Pensando bem, era um "processo" interessante. Ao mesmo tempo pertubador.
Avançava tão rápido, que já tinha culminado no ápice. De uma maneira tão seca, que havia atingido o nível das imagens... As cores haviam se perdido. Aquele lugar era sombrio, nublado. E o que restava, aparentemente, era uma espécie de loucura.
Uma coisa qualquer que definhava.
...E que ninguém poderia jamais imaginar aonde iria terminar.
e eu que observava a tudo, através da armadura, cada vez mais assustada.
segunda-feira, 17 de agosto de 2009
O CEGO QUE NÃO QUER VER...
+056.jpg)
Boa parte das pessoas inteligentes, que marcam suas épocas de alguma forma, sempre tiveram suas mentes bastante afetadas pelos questionamentos, pela insatisfação, pela busca de respostas, pelo não contentamento com o que é pronto, puro e simples. Li um livro, em que a personagem em questão foi pra Índia, afim de curar a alma. Chegando lá, descobriu que sem sofrer, sem questionar, sem querer comprar, sem se apaixonar, sem se machucar, sem desejar.... seria realmente Feliz?
Acho que não...
Penso que amo o estado das coisas nos lugares errados. Adoro a confusão que faz com que nossa mente trabalhe vertiginosamente, nos tornando sensíveis, humanos, amáveis ou não, mocinhos e bandidos da nossa história o tempo todo.
Nunca gostei daquele que finge que não vê... muito embora não seja eu quem deva abrir os olhos das pessoas.
Se você soubesse de uma informação que acabaria com a "felicidade" de alguém, você contaria? ...Não mais!
Eu sei... É egoísmo... mas talvez algumas pessoas adorem viver no faz de conta. E mesmo sabendo, fingem que não sabem.
Por exemplo... Se seu namorado lhe trai há anos, e mesmo assim você é feliz... Você acha que quando souber do fato, aquela felicidade vivida até então terá sido pura ilusão? Ou terá sido uma felicidade real?
Até que ponto somos realmente felizes?
Até que ponto nossos castelos não são de areia?

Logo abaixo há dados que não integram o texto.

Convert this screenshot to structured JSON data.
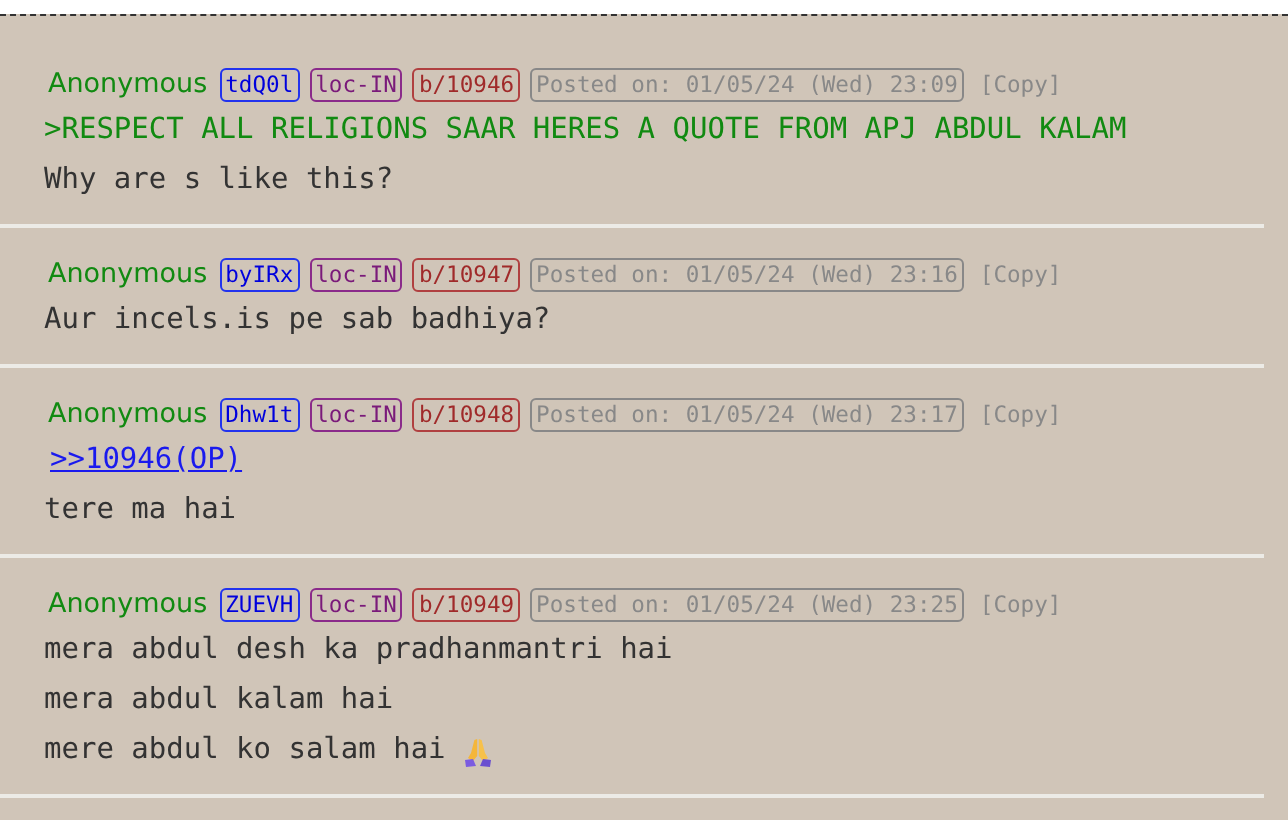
{
  "posts": [
    {
      "name": "Anonymous",
      "id": "tdQ0l",
      "loc": "loc-IN",
      "board": "b/10946",
      "posted": "Posted on: 01/05/24 (Wed) 23:09",
      "copy": "[Copy]",
      "lines": [
        {
          "kind": "quote",
          "text": ">RESPECT ALL RELIGIONS SAAR HERES A QUOTE FROM APJ ABDUL KALAM"
        },
        {
          "kind": "text",
          "text": "Why are s like this?"
        }
      ]
    },
    {
      "name": "Anonymous",
      "id": "byIRx",
      "loc": "loc-IN",
      "board": "b/10947",
      "posted": "Posted on: 01/05/24 (Wed) 23:16",
      "copy": "[Copy]",
      "lines": [
        {
          "kind": "text",
          "text": "Aur incels.is pe sab badhiya?"
        }
      ]
    },
    {
      "name": "Anonymous",
      "id": "Dhw1t",
      "loc": "loc-IN",
      "board": "b/10948",
      "posted": "Posted on: 01/05/24 (Wed) 23:17",
      "copy": "[Copy]",
      "lines": [
        {
          "kind": "link",
          "text": ">>10946(OP)"
        },
        {
          "kind": "text",
          "text": "tere ma hai"
        }
      ]
    },
    {
      "name": "Anonymous",
      "id": "ZUEVH",
      "loc": "loc-IN",
      "board": "b/10949",
      "posted": "Posted on: 01/05/24 (Wed) 23:25",
      "copy": "[Copy]",
      "lines": [
        {
          "kind": "text",
          "text": "mera abdul desh ka pradhanmantri hai"
        },
        {
          "kind": "text",
          "text": "mera abdul kalam hai"
        },
        {
          "kind": "text-with-emoji",
          "text": "mere abdul ko salam hai"
        }
      ]
    }
  ]
}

Até que ponto fingimos suportar o que não está certo, como sendo certo?
Até que ponto nós nos enganamos e enganamos aos outros?
Quando seremos julgados por isso?
Somos culpados, ou simplesmente somos... humanos?
"Tenho pena de quem vendo, finge que não vê. Sabendo, finge que não sabe. Não estando... Finge estar tudo bem. Instaisfeito... Finge que é satisfeito. E ainda finge que é feliz... "
Cazuza.
segunda-feira, 10 de agosto de 2009
É facil ser atraente sendo a pessoa que você é! De cabelos lisos ou cacheados. Com maquiagem ou com o rosto ao natural. Vestindo roupa de grife ou com uma calça jeans e uma camiseta básica. Você se torna atraente por aquilo que seu olhar transmite, pelo que seu corpo revela, pelo que seus lábios dizem, ou seja, por sua essência.